Ya que hemos recibido la justificación por la fe, estamos en paz con Dios, porque la justicia y la paz se besan. (ver. Sal. 85,11-12). Por medio de nuestro Señor Jesucristo, porque la verdad brota de la tierra. Por él hemos obtenido el acceso a esta gracia en que estamos: y nos gloriamos apoyados en la esperanza de la gloria de Dios. Fíjate que no dice «nuestra gloria», sino la gloria de Dios, porque la justicia no procede de nosotros, sino que mira desde el cielo. Por ello el que se gloría que se gloríe no en sí mismo, sino en el Señor.

Por eso también, cuando el Señor nació de la Virgen, los ángeles entonaron este himno: Gloria a Dios en el cielo, y en la tierra paz a los hombres que ama el Señor.

¿Cómo vino la paz a la tierra? Sin duda porque la verdad brota de la tierra, es decir, Cristo nace de María. Él es nuestra paz, él ha hecho de los dos pueblos una sola cosa, para que todos seamos hombres de buena voluntad, unidos unos a los otros con el suave vínculo de la unidad. (Ef. 2,14). Alegrémonos, pues, por este don, para que nuestra gloria sea el testimonio que nos da nuestra conciencia; (2Cor. 1,12), y así nos gloriaremos en el Señor, y no en nosotros. (2Cor. 2,17). Por eso dice el salmista: Tú eres mi gloria, tú mantienes alta mi cabeza. (Sal.3,4).

¿Qué mayor gracia pudo hacernos Dios? Teniendo un Hijo único lo hizo Hijo del hombre, para que el hijo del hombre se hiciera hijo de Dios. (cuando decimos que Dios nos dio a su Hijo, hay que tomarlo en serio: nos ha dado a su Hijo único).

Busca dónde está tu mérito, busca de dónde procede, busca cuál es tu justicia: y verás que no puedes encontrar otra cosa que no sea pura gracia de Dios”.
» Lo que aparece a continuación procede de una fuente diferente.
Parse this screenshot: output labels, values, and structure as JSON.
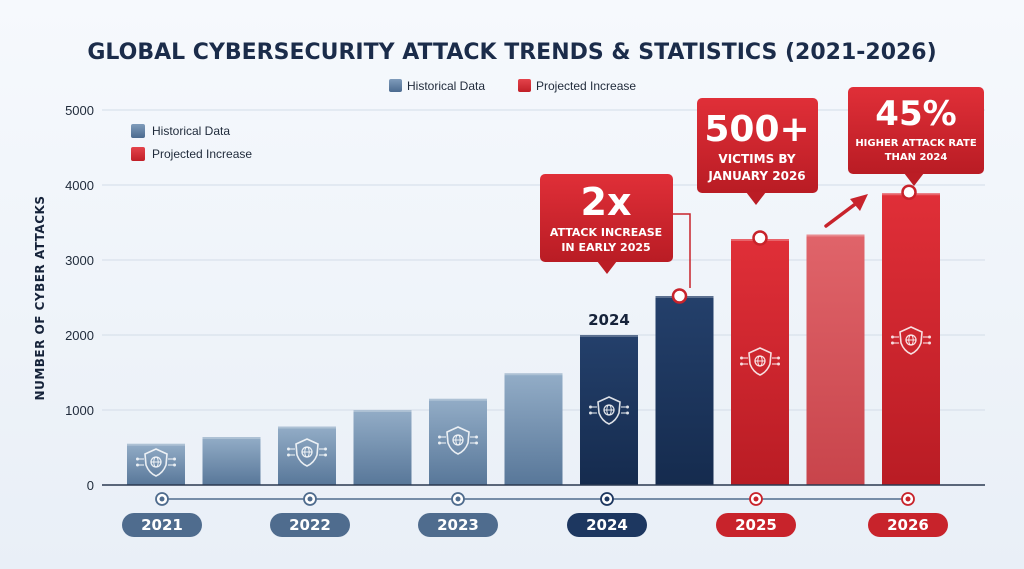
{
  "chart_data": {
    "type": "bar",
    "title": "GLOBAL CYBERSECURITY ATTACK TRENDS & STATISTICS (2021-2026)",
    "xlabel": "",
    "ylabel": "NUMBER OF CYBER ATTACKS",
    "ylim": [
      0,
      5000
    ],
    "yticks": [
      0,
      1000,
      2000,
      3000,
      4000,
      5000
    ],
    "grid": true,
    "legend": [
      {
        "name": "Historical Data",
        "color": "#4d6d92"
      },
      {
        "name": "Projected Increase",
        "color": "#d4242e"
      }
    ],
    "year_labels": [
      "2021",
      "2022",
      "2023",
      "2024",
      "2025",
      "2026"
    ],
    "values": [
      550,
      640,
      780,
      1000,
      1150,
      1490,
      2000,
      2520,
      3280,
      3340,
      3890
    ],
    "bar_kind": [
      "historical",
      "historical",
      "historical",
      "historical",
      "historical",
      "historical",
      "current",
      "current",
      "projected",
      "projected-light",
      "projected"
    ],
    "bar_label_2024": "2024",
    "callouts": [
      {
        "big": "2x",
        "line1": "ATTACK INCREASE",
        "line2": "IN EARLY 2025"
      },
      {
        "big": "500+",
        "line1": "VICTIMS BY",
        "line2": "JANUARY 2026"
      },
      {
        "big": "45%",
        "line1": "HIGHER ATTACK RATE",
        "line2": "THAN 2024"
      }
    ]
  },
  "colors": {
    "historical_top": "#8aa6c2",
    "historical_bottom": "#5b7a9d",
    "current": "#1d3760",
    "projected": "#d1232c",
    "projected_light": "#d9545b",
    "title": "#1b2c4a",
    "pill_historical": "#4f6c8e",
    "pill_current": "#1d3760",
    "pill_projected": "#c8232b"
  },
  "icons": [
    "shield-globe-icon",
    "timeline-dot-icon",
    "trend-arrow-icon"
  ]
}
Todo en este sermón es admirable, el equilibrio, la fluidez, la elegancia, el manejo magistral de la Escritura, teniendo en cuenta el dogma sin lo cual todo queda flotando, reducido a un moralismo aburrido; pero sobre todo, el conocimiento y manejo de las Santas Escrituras y la admirable concatenación de las citas para formar un unidad perfecta, cadenciosa, nunca un atiborramiento de citas sin ton ni son. La homilía es siempre sobre un texto, es sobre la Escritura, por ello decía S. jerónimo, “ignoratio enim scripturarum, igonoratio Christi est”. Y la regla de la buena homilía, la pone Agustín en el axioma: “Sit orator antequam dictor”, ser hombres de oración antes que predicadores. Orar antes de hablar. Contemplata allis tradere, dice el lema de los dominicos.

Estamos a años luz de esta sencilla belleza impregnada de santidad de vida. El gran reto de nuestra hodierna homilética está en unir el dogma y la vida, -primero la nuestra -, en la predicación. Pero ¿cómo queremos que nuestras homilías, que no lo son en sentido estricto iluminen al pueblo; cómo queremos que nuestra fe ilumine verdaderamente nuestra vida si no nos alimentamos de los misterios que son su misma fuente?

Dar a los demás lo que hemos comprendido en la contemplación, tal la norma.